Scores of girls across the world end up as child brides, despite the practice being outlawed in many countries.

Source of inspiration: Kachindamoto
Source of inspiration: Kachindamoto

One bold chief, Dedza-based Traditional Authority (T/A) Theresa Kachindamoto has stood up against such practices, earning international recognition as a result while being negatively branded marriage terminator.

Numerous warnings to parents about the long-term ills of early marriages and child birth keep falling on deaf ears as most of them think it is best for the girl child to get married as they cannot afford to keep taking care of them, otherwise the families will be made poorer.

In just three years, the chief, who governs over 900 000 people has put an end to more than 850 child marriages, blacklisting herself in the hearts of many parents who would rather marry off their daughters and have one less burden to worry over.

The chief held meetings with community leaders, parents and families, but still faced challenges. It took bringing together 50 of her sub-chiefs to sign an agreement to abolish child marriages in their villages and, jointly, they agreed to end existing unions of child marriage as well.

When chiefs did not follow up on their promise (the by-law they came up with), she responded by firing four of them. It was, therefore, through changing and enforcing the law, along with community and social change efforts that she went from a secure office job to Chief Kachindamoto; the woman who stopped 850 child marriages in just three years, sending each of those children back to school.

She is such an inspiration and role model in the fight to end child marriage, that she recently hosted Karonga chiefs at her headquarters in the Central Region district.

One of the Karonga chiefs, Chief Kilupula reported that as chiefs, they were challenged to put a stop to this neglected crisis and he believes they, too, can do it by working with their subjects to confront the problem instead of keeping quiet about it.

Malawi has one of the highest rates of child marriages in the world, with one in two girls married by the age of 18. Upon her return home from Zomba where she held her secretarial job, Kachindamoto was shocked to see girls as young as 12 with babies and teenaged husbands. She then ordered the people to give up their ways, stressing that whether they liked it or not, the marriages had to be terminated.

Says Kachindamoto: “A few months after taking up my role as a chief here, I met a little girl with a child crying. I told her to take the baby to the mother and I was shocked when she told me she was the mother. I asked how old she was, and she said 13. And when I asked her where the baby’s father was, she pointed at a 14-year-old boy playing soccer with friends close by.

“I summoned their parents and they told me they were not in good shape financially and that they thought it was best the two children took care of each other. But I told them sternly that with me as chief, that practice had to stop.”

A key challenge to eradicating child marriages in the country is deep-rooted attitudes that accept the practice.
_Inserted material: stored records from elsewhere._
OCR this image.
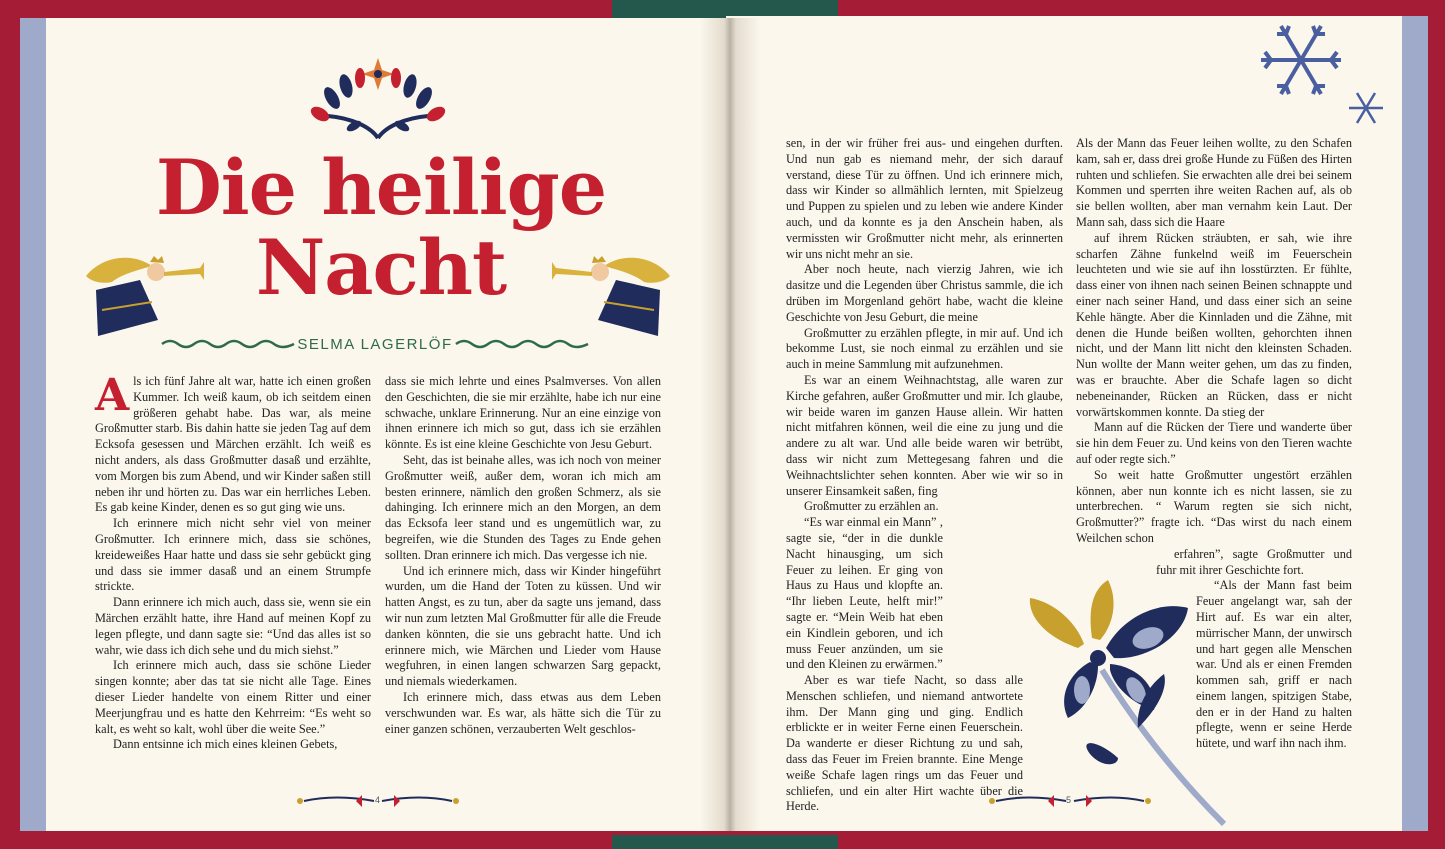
Die heilige
Nacht
SELMA LAGERLÖF

Als ich fünf Jahre alt war, hatte ich einen großen Kummer. Ich weiß kaum, ob ich seitdem einen größeren gehabt habe. Das war, als meine Großmutter starb. Bis dahin hatte sie jeden Tag auf dem Ecksofa gesessen und Märchen erzählt. Ich weiß es nicht anders, als dass Großmutter dasaß und erzählte, vom Morgen bis zum Abend, und wir Kinder saßen still neben ihr und hörten zu. Das war ein herrliches Leben. Es gab keine Kinder, denen es so gut ging wie uns.

Ich erinnere mich nicht sehr viel von meiner Großmutter. Ich erinnere mich, dass sie schönes, kreideweißes Haar hatte und dass sie sehr gebückt ging und dass sie immer dasaß und an einem Strumpfe strickte.

Dann erinnere ich mich auch, dass sie, wenn sie ein Märchen erzählt hatte, ihre Hand auf meinen Kopf zu legen pflegte, und dann sagte sie: “Und das alles ist so wahr, wie dass ich dich sehe und du mich siehst.”

Ich erinnere mich auch, dass sie schöne Lieder singen konnte; aber das tat sie nicht alle Tage. Eines dieser Lieder handelte von einem Ritter und einer Meerjungfrau und es hatte den Kehrreim: “Es weht so kalt, es weht so kalt, wohl über die weite See.”

Dann entsinne ich mich eines kleinen Gebets,

dass sie mich lehrte und eines Psalmverses. Von allen den Geschichten, die sie mir erzählte, habe ich nur eine schwache, unklare Erinnerung. Nur an eine einzige von ihnen erinnere ich mich so gut, dass ich sie erzählen könnte. Es ist eine kleine Geschichte von Jesu Geburt.

Seht, das ist beinahe alles, was ich noch von meiner Großmutter weiß, außer dem, woran ich mich am besten erinnere, nämlich den großen Schmerz, als sie dahinging. Ich erinnere mich an den Morgen, an dem das Ecksofa leer stand und es ungemütlich war, zu begreifen, wie die Stunden des Tages zu Ende gehen sollten. Dran erinnere ich mich. Das vergesse ich nie.

Und ich erinnere mich, dass wir Kinder hingeführt wurden, um die Hand der Toten zu küssen. Und wir hatten Angst, es zu tun, aber da sagte uns jemand, dass wir nun zum letzten Mal Großmutter für alle die Freude danken könnten, die sie uns gebracht hatte. Und ich erinnere mich, wie Märchen und Lieder vom Hause wegfuhren, in einen langen schwarzen Sarg gepackt, und niemals wiederkamen.

Ich erinnere mich, dass etwas aus dem Leben verschwunden war. Es war, als hätte sich die Tür zu einer ganzen schönen, verzauberten Welt geschlos-

sen, in der wir früher frei aus- und eingehen durften. Und nun gab es niemand mehr, der sich darauf verstand, diese Tür zu öffnen. Und ich erinnere mich, dass wir Kinder so allmählich lernten, mit Spielzeug und Puppen zu spielen und zu leben wie andere Kinder auch, und da konnte es ja den Anschein haben, als vermissten wir Großmutter nicht mehr, als erinnerten wir uns nicht mehr an sie.

Aber noch heute, nach vierzig Jahren, wie ich dasitze und die Legenden über Christus sammle, die ich drüben im Morgenland gehört habe, wacht die kleine Geschichte von Jesu Geburt, die meine

Großmutter zu erzählen pflegte, in mir auf. Und ich bekomme Lust, sie noch einmal zu erzählen und sie auch in meine Sammlung mit aufzunehmen.

Es war an einem Weihnachtstag, alle waren zur Kirche gefahren, außer Großmutter und mir. Ich glaube, wir beide waren im ganzen Hause allein. Wir hatten nicht mitfahren können, weil die eine zu jung und die andere zu alt war. Und alle beide waren wir betrübt, dass wir nicht zum Mettegesang fahren und die Weihnachtslichter sehen konnten. Aber wie wir so in unserer Einsamkeit saßen, fing

Großmutter zu erzählen an.

“Es war einmal ein Mann” , sagte sie, “der in die dunkle Nacht hinausging, um sich Feuer zu leihen. Er ging von Haus zu Haus und klopfte an. “Ihr lieben Leute, helft mir!” sagte er. “Mein Weib hat eben ein Kindlein geboren, und ich muss Feuer anzünden, um sie und den Kleinen zu erwärmen.”

Aber es war tiefe Nacht, so dass alle Menschen schliefen, und niemand antwortete ihm. Der Mann ging und ging. Endlich erblickte er in weiter Ferne einen Feuerschein. Da wanderte er dieser Richtung zu und sah, dass das Feuer im Freien brannte. Eine Menge weiße Schafe lagen rings um das Feuer und schliefen, und ein alter Hirt wachte über die Herde.

Als der Mann das Feuer leihen wollte, zu den Schafen kam, sah er, dass drei große Hunde zu Füßen des Hirten ruhten und schliefen. Sie erwachten alle drei bei seinem Kommen und sperrten ihre weiten Rachen auf, als ob sie bellen wollten, aber man vernahm kein Laut. Der Mann sah, dass sich die Haare

auf ihrem Rücken sträubten, er sah, wie ihre scharfen Zähne funkelnd weiß im Feuerschein leuchteten und wie sie auf ihn losstürzten. Er fühlte, dass einer von ihnen nach seinen Beinen schnappte und einer nach seiner Hand, und dass einer sich an seine Kehle hängte. Aber die Kinnladen und die Zähne, mit denen die Hunde beißen wollten, gehorchten ihnen nicht, und der Mann litt nicht den kleinsten Schaden. Nun wollte der Mann weiter gehen, um das zu finden, was er brauchte. Aber die Schafe lagen so dicht nebeneinander, Rücken an Rücken, dass er nicht vorwärtskommen konnte. Da stieg der

Mann auf die Rücken der Tiere und wanderte über sie hin dem Feuer zu. Und keins von den Tieren wachte auf oder regte sich.”

So weit hatte Großmutter ungestört erzählen können, aber nun konnte ich es nicht lassen, sie zu unterbrechen. “ Warum regten sie sich nicht, Großmutter?” fragte ich. “Das wirst du nach einem Weilchen schon

erfahren”, sagte Großmutter und fuhr mit ihrer Geschichte fort.

“Als der Mann fast beim Feuer angelangt war, sah der Hirt auf. Es war ein alter, mürrischer Mann, der unwirsch und hart gegen alle Menschen war. Und als er einen Fremden kommen sah, griff er nach einem langen, spitzigen Stabe, den er in der Hand zu halten pflegte, wenn er seine Herde hütete, und warf ihn nach ihm.

4	5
Child marriage is also closely linked to poverty, as often in rural areas girls will be married off very young to improve a family’s financial status. In northern Malawi, kupimbira, or giving a young daughter in marriage as repayment for a debt, is practised.

To enforce her agenda of keeping girls away from marriage and in school, the Ngoni chief has also come up with a network of secret mothers and fathers in the villages, who check that parents are not pulling girls out of school.

She also calls some girls from town to come and talk about their jobs so that they serve as role models; as a way of inspiring girls to stay in school.

Last year, such motivation included sending Malawi’s female members of Parliament (MPs) to rural schools and the girls in the community suddenly became eager to learn English – the language spoken in Parliament. Kachindamoto has also been taking as many girls as she can from the village farms on trips to see bright city lights.

She is now asking Parliament to increase the minimum age of marriage from 18 to 21, in an effort to break a cycle of rural poverty. “If they are educated, they can be and have whatever they want,” she says.

Growing up, chief Kachindamoto probably never dreamed that she would one day ever influence so many people. She went to Masongola Secondary School in Zomba before enrolling for a typing course at Luangwa Shift Commercial School completing elementary, intermediary as well as advanced certificate levels.